As its name implies, the distinguishing characteristic of a parallel file system is the parallel layout of its files. Unlike serial file systems, such as UFS, which conduct file I/O in single, serial streams, PFS may distribute its files across two or more disks, each of which may be attached to a different PFS I/O server. This allows file I/O to be divided into multiple, parallel streams, yielding significant performance gains in every file read or write operation.
Standard Solaris file system commands can be used to access and manipulate PFS files. However, the high-performance I/O capabilities of PFS can be fully exploited only through calls to MPI I/O library routines.
PFS file systems are defined in the hpc.conf file. There, each file system is given a name and the list of hostnames of the PFS I/O servers across which it will be distributed.
A PFS I/O server is simply a Sun HPC node that has disk storage systems attached, has been defined as a PFS I/O server in the hpc.conf file, and is running a PFS I/O daemon. A PFS I/O server and the disk storage device(s) attached to it are jointly referred to as a PFS storage system.
Figure 4-1 illustrates a sample Sun HPC cluster with eight nodes:
Four nodes function as compute servers only - CS0, 1, 2, and 4.
Three nodes functions as PFS I/O servers only - IOS0, IOS 1, and IOS2.
One node operates as both compute server and PFS I/O server - CS3-IOS3.
All four PFS I/O servers have disk storage subsystems attached. PFS I/O servers IOS0 and IOS3 each have a single disk storage unit, while IOS1 and IOS2 are each connected to two disk storage units.
The PFS configuration example in Figure 4-1 shows two PFS file systems, pfs-demo0 and pfs-demo1.
Each PFS file system is distributed across three PFS storage systems. This means an individual file in either file system will be divided into three blocks, which will be written to and read from its storage subsystems in three parallel data streams.
Note that two PFS storage systems, IOS1 and IOS2, contain at least two disk partitions, allowing them to be used by both pfs-demo0 and pfs-demo1.
The dashed lines labeled pfs-demo0 I/O indicate the data flow between compute processes 0, 1, and 2 and the PFS file system pfs-demo0. Likewise, the set of solid lines labeled pfs-demo1 I/O represent I/O for the PFS file system pfs-demo1.
This method of laying out PFS files introduces some file system configuration issues not encountered with UFS and other serial file systems. These issues are discussed in the balance of this section.
Although PFS files are distributed differently from UFS files, the same Solaris utilities can be used to manage them.
If you plan to configure only a subset of the nodes on a cluster as PFS I/O servers, you will have the option of either colocating applications and I/O daemons on the same PFS I/O servers or segregating them onto separate nodes. If, however, you configure all the nodes in a cluster as PFS I/O servers, you will of necessity colocate applications and PFS I/O daemons.
Guidelines for making this choice are provided below.
Each of the following conditions favors colocating applications with PFS I/O daemons.

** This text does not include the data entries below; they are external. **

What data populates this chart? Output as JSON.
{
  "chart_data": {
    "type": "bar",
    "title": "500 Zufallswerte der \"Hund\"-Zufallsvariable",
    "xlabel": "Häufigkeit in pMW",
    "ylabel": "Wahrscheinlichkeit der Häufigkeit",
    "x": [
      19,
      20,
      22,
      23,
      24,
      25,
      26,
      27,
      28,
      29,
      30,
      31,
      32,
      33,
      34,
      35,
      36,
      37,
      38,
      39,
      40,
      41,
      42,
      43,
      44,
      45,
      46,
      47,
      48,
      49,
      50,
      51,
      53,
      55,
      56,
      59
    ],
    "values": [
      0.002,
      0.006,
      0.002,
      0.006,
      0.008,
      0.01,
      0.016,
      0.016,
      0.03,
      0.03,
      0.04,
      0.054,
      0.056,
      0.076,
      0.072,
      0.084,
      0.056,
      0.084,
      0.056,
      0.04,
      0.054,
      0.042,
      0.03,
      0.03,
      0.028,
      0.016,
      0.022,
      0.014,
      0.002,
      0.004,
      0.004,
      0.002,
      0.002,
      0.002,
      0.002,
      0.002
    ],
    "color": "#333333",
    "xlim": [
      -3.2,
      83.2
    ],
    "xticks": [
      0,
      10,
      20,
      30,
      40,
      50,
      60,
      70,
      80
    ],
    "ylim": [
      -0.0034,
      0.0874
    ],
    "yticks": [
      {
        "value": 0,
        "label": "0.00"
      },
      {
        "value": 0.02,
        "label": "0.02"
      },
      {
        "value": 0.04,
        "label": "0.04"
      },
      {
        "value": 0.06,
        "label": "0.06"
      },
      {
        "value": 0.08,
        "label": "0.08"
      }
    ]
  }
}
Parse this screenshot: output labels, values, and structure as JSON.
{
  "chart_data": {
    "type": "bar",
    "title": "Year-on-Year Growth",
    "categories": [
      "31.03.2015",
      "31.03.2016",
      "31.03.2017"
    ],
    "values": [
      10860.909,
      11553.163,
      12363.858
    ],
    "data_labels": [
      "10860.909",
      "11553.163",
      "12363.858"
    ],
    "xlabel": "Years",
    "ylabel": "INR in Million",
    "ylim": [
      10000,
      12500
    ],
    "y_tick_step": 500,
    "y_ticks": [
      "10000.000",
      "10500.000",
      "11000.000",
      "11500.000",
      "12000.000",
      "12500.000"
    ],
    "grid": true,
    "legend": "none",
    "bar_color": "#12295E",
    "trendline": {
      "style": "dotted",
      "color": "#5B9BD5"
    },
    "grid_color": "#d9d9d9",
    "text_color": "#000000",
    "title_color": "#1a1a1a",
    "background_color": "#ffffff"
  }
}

Large nodes (many CPUs per node).
Fast disk-storage devices (storage arrays, for example) on each node.
Lower-performance cluster interconnect, such as 10- or 100-BaseT Ethernet.
Small number of applications competing for node resources.
When these conditions exist in combination, the network is more likely to be a performance-limiting resource than the relatively more powerful nodes. Therefore, it becomes advantageous to locate applications on the PFS I/O servers to decrease the amount of data that must be sent across the network.
You should avoid running applications on I/O server nodes when some or all of the following conditions exist.
Smaller nodes.
Slow disk storage devices (single disks, for example) on each node.
Relatively high-performance cluster interconnect, such as SCI or ATM.
Large number of applications competing for node resources.
In this case, the competition for memory, bus bandwidth, and CPU cycles may offset any performance advantages local storage would provide.
By itself, the size of a cluster (number of nodes) does not favor either colocating or not colocating applications and PFS I/O daemons. Larger clusters do, however, attenuate the benefits of colocating. This is because the amount by which colocating reduces network traffic can be expressed as
Tc = Ts - Ts/N
where Tc is the level of network traffic using colocating, Ts is the level of network traffic without colocating, and N is the number of nodes in the cluster. In other words, colocating reduces network traffic by 1/number-of-nodes. The more nodes there are in the cluster, the smaller the effect of colocating.